Post date: May 14, 2013 3:28:20 PM

The first paper in the series is written with Justin Dressel. He has been developing a stateless formulation of quantum mechanics. The essential idea is both preparations and detections of a particle can be viewed as operations of some more general object, the quantum instrument. The later idea is quite old, being first described by Davies and Lewis in 1970 - but given in a rather impenetrable mathematical way so the idea has not really made its way out of the 70's. We take this approach, and show how any measurement outcome or correlation function can be reformulated as actions of the quantum instrument - with no mention of quantum states (or observables) at all! Even stranger, when we go to reintroduce states to the picture, we can get the usual picture of a density operator predicting the outcomes of future measurements - but we can also get a "retrodictive" density operator, that produces retrodictions of events that happened in the past, but have no direct access to. We even get things like "bidirectional states" and "interdictive states", objects that describe the statistics of events when there are past and future boundary conditions on the state, or that describe both past and future events at the same time, respectively.

We give examples of these states with a detector that can resolve photon number - up until a saturation number.

We also make connection with the "two-time" reformulation of Aharonov et al. The things Yakir Aharonov and his collaborators interpret as retro-causal, we interpret as retro-dictive.
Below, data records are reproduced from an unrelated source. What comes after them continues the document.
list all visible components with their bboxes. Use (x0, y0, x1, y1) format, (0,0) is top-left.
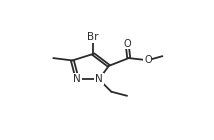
Text: O: O (144, 55, 152, 65)
Text: O: O (123, 38, 131, 49)
Text: N: N (73, 74, 81, 84)
Text: N: N (95, 74, 103, 84)
Text: Br: Br (87, 32, 99, 42)
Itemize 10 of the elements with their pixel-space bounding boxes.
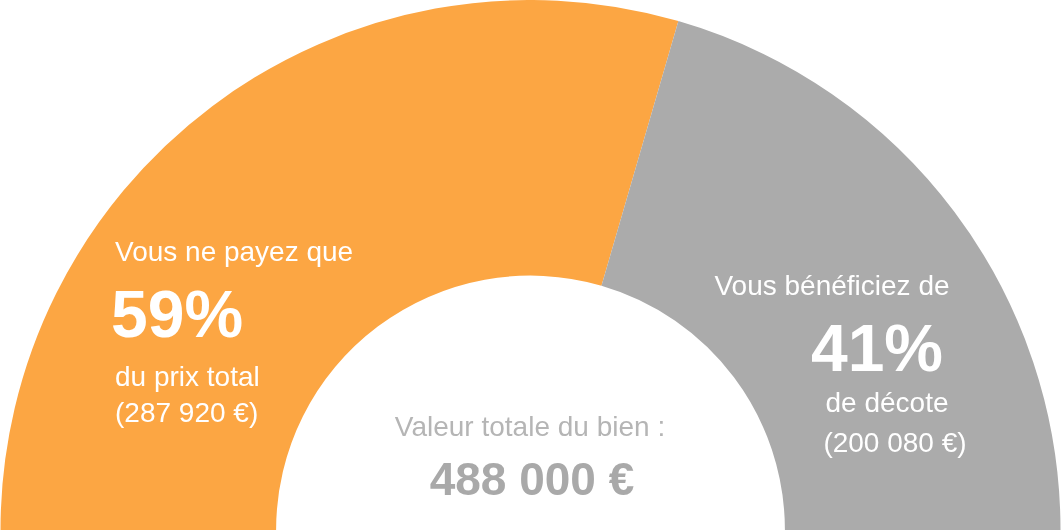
text: (200 080 €) [823, 426, 967, 458]
text: 488 000 € [429, 452, 635, 505]
text: (287 920 €) [115, 396, 259, 428]
slice-label: Vous ne payez que [115, 235, 354, 267]
text: de décote [825, 386, 949, 418]
data-label: 41% [810, 311, 944, 386]
slice-label: Vous bénéficiez de [714, 269, 950, 301]
text: Valeur totale du bien : [394, 410, 666, 442]
text: du prix total [115, 360, 260, 392]
data-label: 59% [111, 277, 244, 352]
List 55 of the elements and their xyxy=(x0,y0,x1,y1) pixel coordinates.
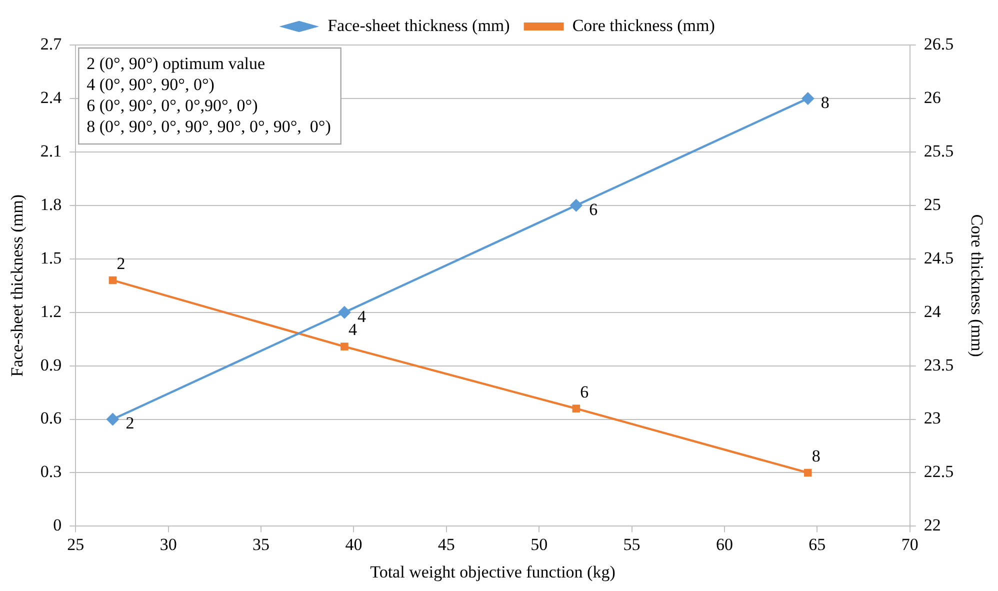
annotation: 8 xyxy=(820,92,830,112)
annotation: 6 (0°, 90°, 0°, 0°,90°, 0°) xyxy=(86,96,258,115)
x-tick-label: 65 xyxy=(808,534,826,554)
y-tick-label: 2.1 xyxy=(40,141,62,160)
y2-tick-label: 22.5 xyxy=(924,462,954,482)
point xyxy=(340,342,348,350)
annotation: 2 xyxy=(116,254,126,274)
x-tick-label: 35 xyxy=(252,534,270,554)
x-tick-label: 45 xyxy=(438,534,455,554)
x-tick-label: 70 xyxy=(901,534,918,554)
y-tick-label: 0.6 xyxy=(40,408,62,428)
y2-tick-label: 23.5 xyxy=(924,355,954,374)
x-tick-label: 60 xyxy=(716,534,733,554)
y-axis-title: Face-sheet thickness (mm) xyxy=(8,194,27,377)
legend-label: Face-sheet thickness (mm) xyxy=(328,16,510,35)
point xyxy=(108,276,117,284)
point xyxy=(570,198,583,212)
y-tick-label: 1.2 xyxy=(40,302,62,321)
y2-axis-title: Core thickness (mm) xyxy=(967,214,986,357)
annotation: 8 (0°, 90°, 0°, 90°, 90°, 0°, 90°, 0°) xyxy=(86,116,331,136)
y2-tick-label: 25.5 xyxy=(924,141,954,160)
legend-label: Core thickness (mm) xyxy=(572,16,715,35)
point xyxy=(801,92,814,105)
point xyxy=(804,468,812,477)
y2-tick-label: 26 xyxy=(924,88,941,107)
annotation: 6 xyxy=(589,200,598,219)
x-tick-label: 40 xyxy=(345,534,362,554)
point xyxy=(106,412,120,426)
annotation: 8 xyxy=(812,446,820,466)
point xyxy=(338,306,351,319)
y-tick-label: 0 xyxy=(53,516,62,535)
y2-tick-label: 24.5 xyxy=(924,248,954,268)
y-tick-label: 2.7 xyxy=(40,34,62,54)
point xyxy=(572,404,580,412)
annotation: 4 xyxy=(348,320,358,340)
x-tick-label: 55 xyxy=(623,534,640,554)
x-tick-label: 25 xyxy=(67,534,84,554)
y2-tick-label: 25 xyxy=(924,194,941,214)
y-tick-label: 2.4 xyxy=(40,88,62,107)
x-axis-title: Total weight objective function (kg) xyxy=(370,562,616,582)
y2-tick-label: 23 xyxy=(924,408,941,428)
annotation: 4 xyxy=(357,306,366,326)
y2-tick-label: 22 xyxy=(924,516,941,535)
y2-tick-label: 24 xyxy=(924,302,942,321)
y-tick-label: 0.3 xyxy=(40,462,62,482)
annotation: 4 (0°, 90°, 90°, 0°) xyxy=(86,74,214,94)
annotation: 2 (0°, 90°) optimum value xyxy=(86,54,266,73)
y-tick-label: 1.8 xyxy=(40,194,62,214)
annotation: 2 xyxy=(126,414,134,433)
x-tick-label: 30 xyxy=(160,534,177,554)
annotation: 6 xyxy=(580,382,589,402)
y-tick-label: 0.9 xyxy=(40,355,62,374)
x-tick-label: 50 xyxy=(530,534,548,554)
y2-tick-label: 26.5 xyxy=(924,34,954,54)
y-tick-label: 1.5 xyxy=(40,248,62,268)
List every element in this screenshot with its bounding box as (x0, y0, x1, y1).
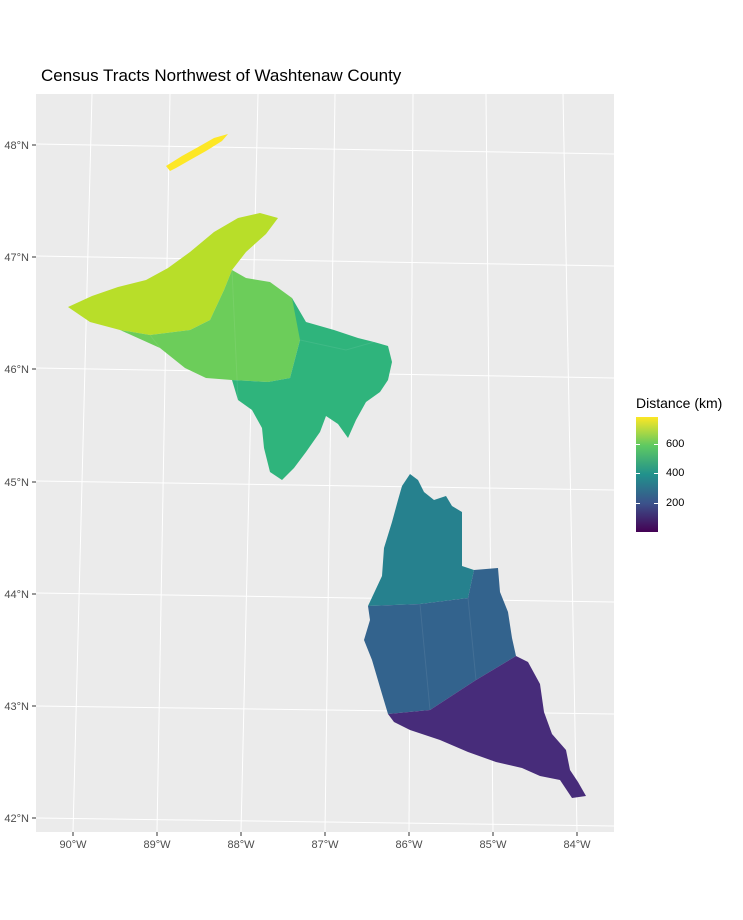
tract-boundary (467, 597, 477, 681)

In other words, it is about the process of mental inference from future to past, rather than the future affecting the past in a physical or mechanistic way.

This also puts our oar into the ongoing debate about the reality status of the quantum wavefunction. As card-carrying Quantum Bayesians, we don't subscribe to any physical reality of the wavefunction. Indeed, if all statistics about events in the laboratory can be reproduced with no mention of the state at all, we are back to just the outcomes of events - and the quantum instrument - as the bedrock reality.